Anomaly detection and prediction of charging station failure
- Sponsored by: BMW Group
- Project Lead: Dr. Ricardo Acevedo Cabra
- Scientific Lead: Diplom. Peter Hüsson, M.Sc. Nadine Schürmann, M.Sc. Michael Haupt
- TUM Co-Mentor: Konstantin Riedl
- Term: Winter semester 2022
Shape the future of mobility
We at BMW are strong believers in the future of electric mobility. Our goal is to reduce global emissions while providing the best driving experience for our customers!
To achieve this goal, we need our customers to enjoy their best-in-class vehicles as well as their charging experience with them. We are working on optimizing this part of our customer journey by using data driven approaches to enhance this experience.
Make a difference!
With the e-mobility ramp up around the world and the rising popularity of electric vehicles, we see a steady increase in charging sessions and therefore the need to insure the best and robust charging network for our customers. This has made charging one of the highest priorities within the BMW Group in recent years. Which is why, next to the technical aspects in the vehicle, we need to make sure, that charging providers fulfill our quality standards.

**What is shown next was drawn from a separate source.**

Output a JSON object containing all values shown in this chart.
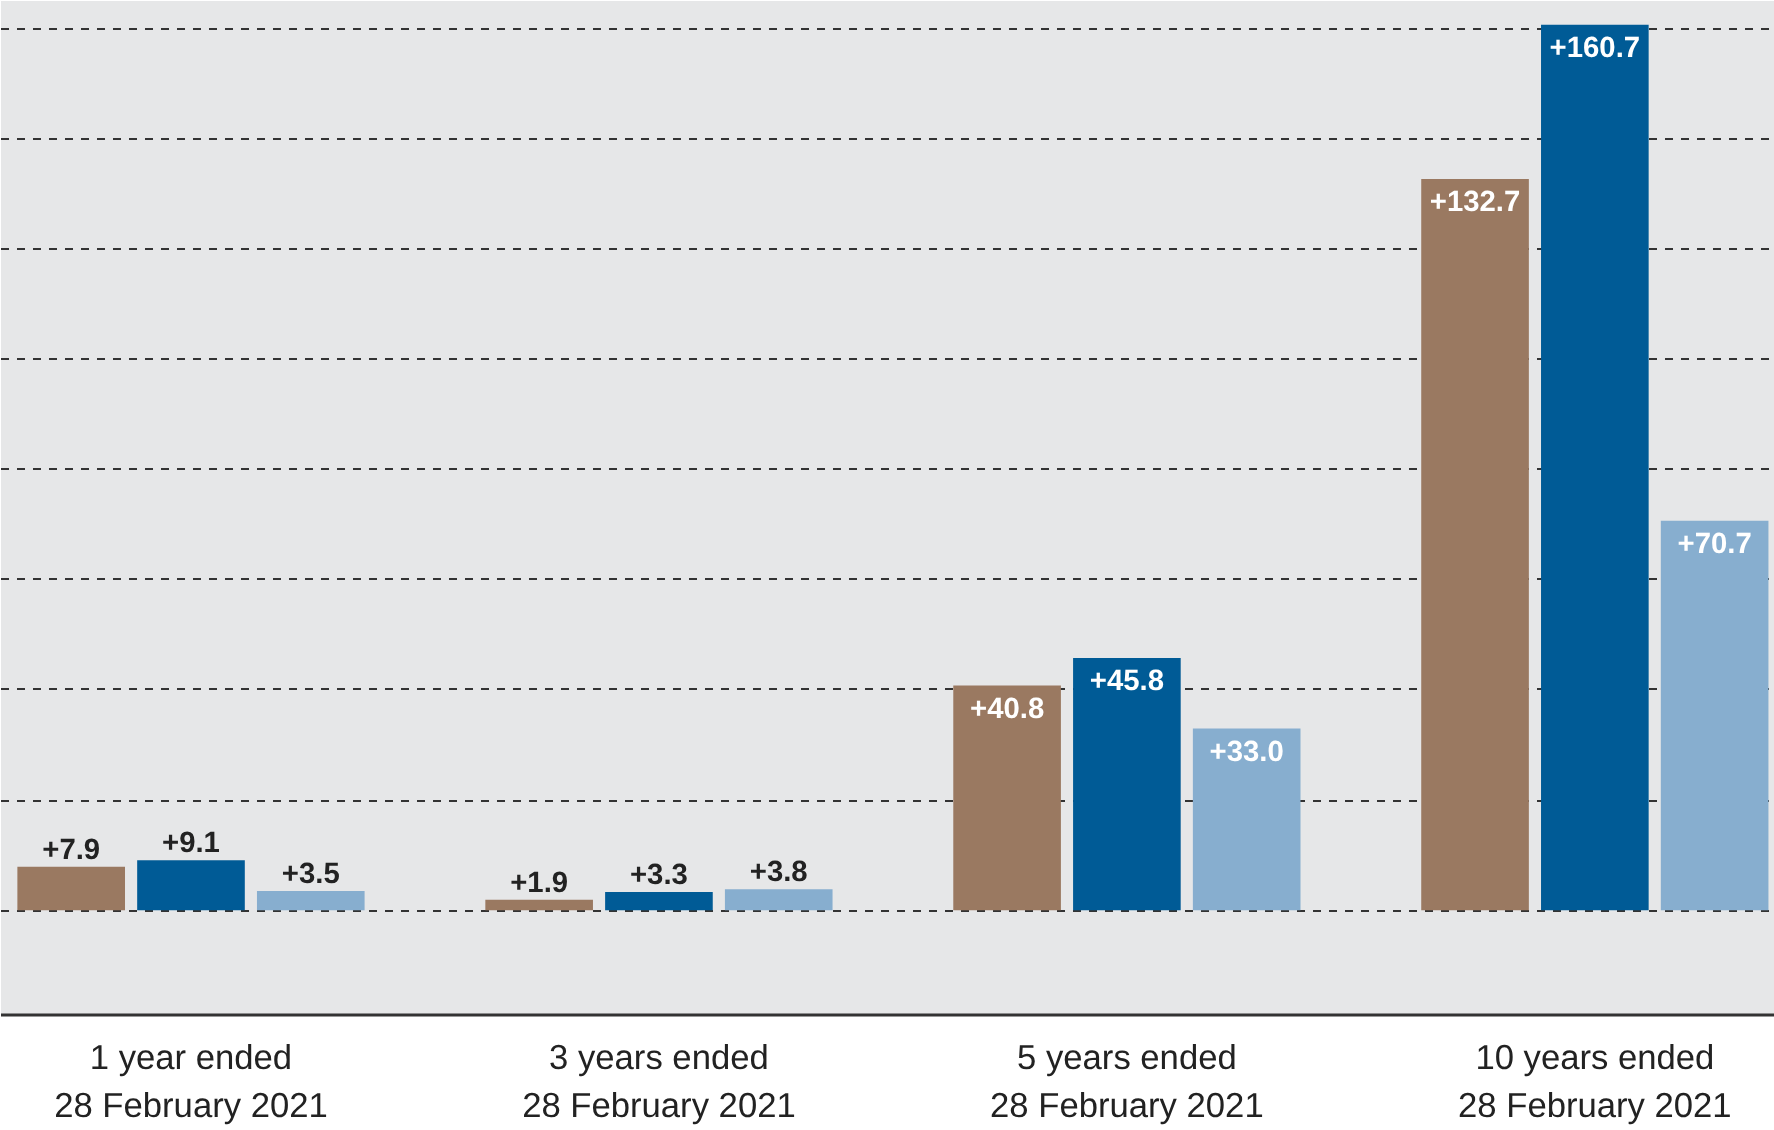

As a quality driven organization, we use the charging information from the vehicles in our fleet around the world to supervise charging quality. Therefore, we are analyzing big amounts of data to make data driven decisions. The ability to analyze huge amounts of data, structure it, understand its relationships and support better decision making makes AI a potential game-changer. Using AI driven technologies will enable faster decision making and add value to our customer experience.
About the project
This project will focus on charging session information generated by vehicles around the world combined with the information of the charging provider. Our goal is to better understand the charging experience and identify flawed charging stations. So that drivers can avoid faulty or broken charging stations. The charging session information is updated daily and will help us get a better understanding of the charging infrastructure.
The project is organized in the following steps. First, evaluating and comparing the various data sources. Understanding and optimizing historical data. Making suggestions for a use-case optimized way of analyzing and clustering the existing data. Second, training of an algorithm that will predict the future behavior and error rate of a charging station. Identifying anomalies in the data to point out problems. Third, evaluating the used models and explaining the results. Proposing ways to analyze and optimize the charging behavior based on your project findings. Students will be provided with access to the BMW big data toolchain. Data exploration and modeling will be performed in python/pyspark. We are looking for creative and self-driven candidates. Bring your ideas and make a difference in the future of e-mobility.
Accepted students to this project should attend (unless they have proven knowledge) online workshops at the LRZ from 10.10. - 14.10.22. More information will be provided to students accepted to this project.